Planetary formation begins before stellar maturity

Planetary formation begins before stellar maturity

The European team of astronomers revealed that dust particles around the star were already coagulating before the star itself fully grows. The growth of dust particles is the first step in planetary formation.

In recent years, scientists have begun to notice a multitude of planetary systems around foreign stars. Almost every star has at least one planet, so researchers are interested in how they are formed and how the process affects planetary diversity in size and massiveness. The results of the last study show that the creation of planets begins early in the process of star formation.
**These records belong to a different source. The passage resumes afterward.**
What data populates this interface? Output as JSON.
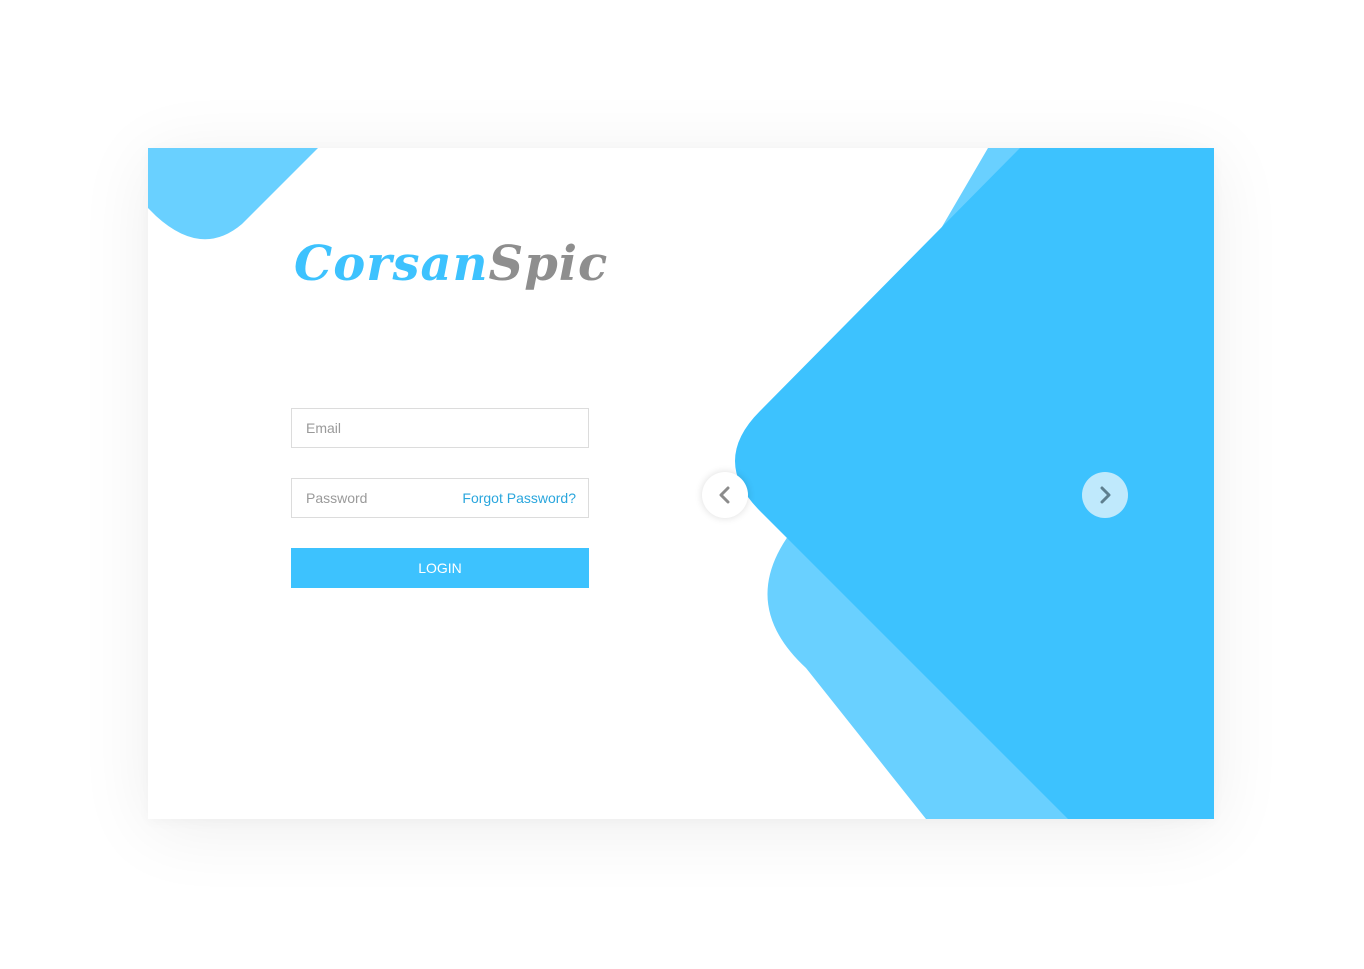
{
  "brand": {
    "name_part1": "Corsan",
    "name_part2": "Spic",
    "primary_color": "#3dc2fe",
    "secondary_color": "#8e8e8e",
    "light_accent": "#69d0ff"
  },
  "login_form": {
    "email_placeholder": "Email",
    "password_placeholder": "Password",
    "forgot_password_label": "Forgot Password?",
    "login_button_label": "LOGIN"
  },
  "carousel": {
    "prev_icon": "chevron-left-icon",
    "next_icon": "chevron-right-icon"
  }
}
For observations used array ALMA (Chile). This is a collection of 66 combined radio telescopes located within a radius of 16 km in the Atacama Desert. The researchers followed the still-developing star TMC1A in the constellation Taurus. It was possible to see a striking absence of carbon monoxide radiation in the disk-shaped region near the star. Using numerical models, scientists have demonstrated that the dust particles in the young protoplanetary disk probably grew from 1/1000 mm to 1 mm. The results indicate that the planets are beginning to emerge at a time when the star is still developing (from half to three quarters of its final mass). The early growth of dust grains can explain the formation of giant planets like Jupiter or Saturn. Only in the early protoplanetary disks there is enough mass to create such large objects.

In the future, researchers plan in a similar way to look for control signs of the formation of planets around other protostars. As a result, it will turn out to get more information about the process of planetary creation.